# PROGRAMMING LANGUAGE TRENDS — STACK OVERFLOW TAGS OVER TIME

This notebook analyzes **Stack Overflow** tag usage over time to approximate the relative popularity of major programming languages.
We clean the CSV export, reshape it to a time series by language, explore key patterns, and smooth the series with a rolling mean.


In [None]:
import pandas as pd
import matplotlib.pyplot as plt

pd.options.display.float_format = '{:,.0f}'.format


## Get the Data

Use the provided `QueryResults.csv` or export your own from Stack Exchange Data Explorer (same schema):  
- Query link: https://data.stackexchange.com/stackoverflow/query/675441/popular-programming-languages-per-over-time-eversql-com

Expected CSV schema (header row present):
- `DATE` — month (e.g., 2008-09-01 00:00:00)  
- `TAG` — programming language tag (e.g., `python`, `java`)  
- `POSTS` — number of posts with that tag in the month


## Load & Inspect Data

In [None]:
# Read CSV (header=0 for the first row as header). If your file has different headers, adjust 'names' accordingly.
df = pd.read_csv('QueryResults.csv', header=0, names=['DATE', 'TAG', 'POSTS'])
print("Shape:", df.shape)
print(df.head())
print(df.tail())

print("\nColumn counts:")
print(df.count())

## Clean Dates & Types

In [None]:
# Convert DATE to datetime and POSTS to numeric (defensive conversion)
df['DATE'] = pd.to_datetime(df['DATE'], errors='coerce')
df['POSTS'] = pd.to_numeric(df['POSTS'], errors='coerce')

# Drop rows with missing key fields
df = df.dropna(subset=['DATE', 'TAG', 'POSTS']).copy()

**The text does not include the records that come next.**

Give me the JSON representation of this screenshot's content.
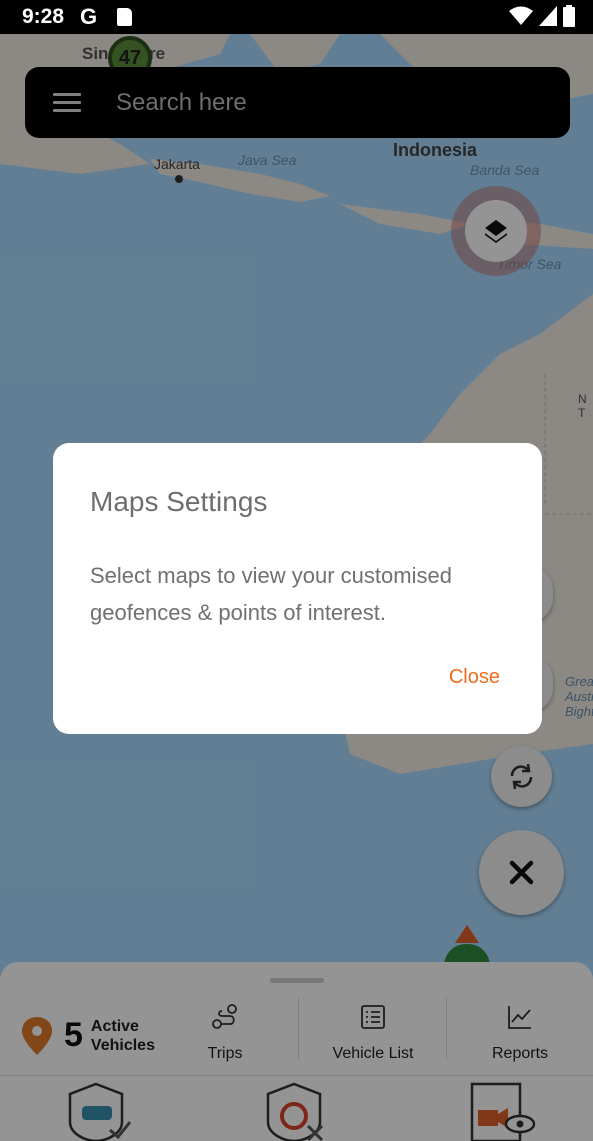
{
  "status_bar": {
    "time": "9:28",
    "g_badge": "G",
    "icons": [
      "wifi-icon",
      "signal-icon",
      "battery-icon"
    ]
  },
  "map": {
    "labels": {
      "singapore": "Singapore",
      "jakarta": "Jakarta",
      "java_sea": "Java Sea",
      "indonesia": "Indonesia",
      "banda_sea": "Banda Sea",
      "timor_sea": "Timor Sea",
      "great_australian_bight": "Great Australian Bight",
      "nt": "N T"
    },
    "cluster_count": "47",
    "colors": {
      "water": "#aadaff",
      "land": "#f1ede4"
    }
  },
  "search": {
    "placeholder": "Search here"
  },
  "dialog": {
    "title": "Maps Settings",
    "message": "Select maps to view your customised geofences & points of interest.",
    "close_label": "Close"
  },
  "bottom_sheet": {
    "active_count": "5",
    "active_label_line1": "Active",
    "active_label_line2": "Vehicles",
    "nav": {
      "trips": "Trips",
      "vehicle_list": "Vehicle List",
      "reports": "Reports"
    }
  },
  "colors": {
    "accent": "#f26b1d",
    "pin": "#e07b2c"
  }
}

print("Date range:", df['DATE'].min(), "→", df['DATE'].max())
print("Unique tags:", df['TAG'].nunique())

# Months of data per language
months_per_tag = df.groupby('TAG')['POSTS'].count().sort_values()
months_per_tag.head(), months_per_tag.tail()

## Reshape to Time Series by Language

In [None]:
reshaped_df = df.pivot(index='DATE', columns='TAG', values='POSTS')
print("Reshaped shape:", reshaped_df.shape)
print(reshaped_df.head())
print(reshaped_df.tail())

print("\nEntries per language after pivot (non-null counts):")
print(reshaped_df.count())

# Fill missing months with 0 posts for consistency
reshaped_df = reshaped_df.fillna(0).sort_index()
reshaped_df.head()

## Quick Plot: Single Language

In [None]:
plt.figure(figsize=(12, 6))
plt.plot(reshaped_df.index, reshaped_df['java'])
plt.title('Monthly Posts: java')
plt.xlabel('Date')
plt.ylabel('Number of Posts')
plt.show()

## Compare Two Languages

In [None]:
plt.figure(figsize=(12, 6))
plt.plot(reshaped_df.index, reshaped_df['java'], linewidth=2, label='java')
plt.plot(reshaped_df.index, reshaped_df['python'], linewidth=2, label='python')
plt.xlabel('Date')
plt.ylabel('Number of Posts')
plt.title('Monthly Posts: Java vs Python')
plt.legend()
plt.show()

## All Languages (Raw Monthly Posts)

In [None]:
plt.figure(figsize=(16, 10))
for column in reshaped_df.columns:
    plt.plot(reshaped_df.index, reshaped_df[column], linewidth=2, label=column)

plt.xlabel('Date')
plt.ylabel('Number of Posts')
plt.title('Stack Overflow Monthly Posts by Language Tag')
plt.legend(fontsize=9, ncol=2)
plt.show()


# Smoothing with Rolling Mean

Time series can be noisy. We’ll smooth using a **6‑month rolling mean** to better see medium-term trends.


In [None]:
roll_df = reshaped_df.rolling(window=6).mean()

plt.figure(figsize=(16, 10))
for column in roll_df.columns:
    plt.plot(roll_df.index, roll_df[column], linewidth=2, label=column)

plt.xlabel('Date')
plt.ylabel('Number of Posts (6-mo avg)')
plt.title('Stack Overflow Language Trends — 6‑Month Rolling Mean')
plt.legend(fontsize=9, ncol=2)
plt.show()

## Totals & Rankings

In [None]:
# Total posts per language across the entire period
totals = reshaped_df.sum().sort_values(ascending=False)
print("Top languages by total posts:")
print(totals.head(10))


## Conclusion

- The **pivoted time series** makes it easy to compare languages over time.
- **Rolling averages** reveal medium-term trends that raw monthly series can hide.
- Totals across the full period highlight the **most discussed languages** overall, but recency trends may differ.
- For a fairer comparison across time, you might normalize by **total Stack Overflow activity** per month or compute **share of posts** per language.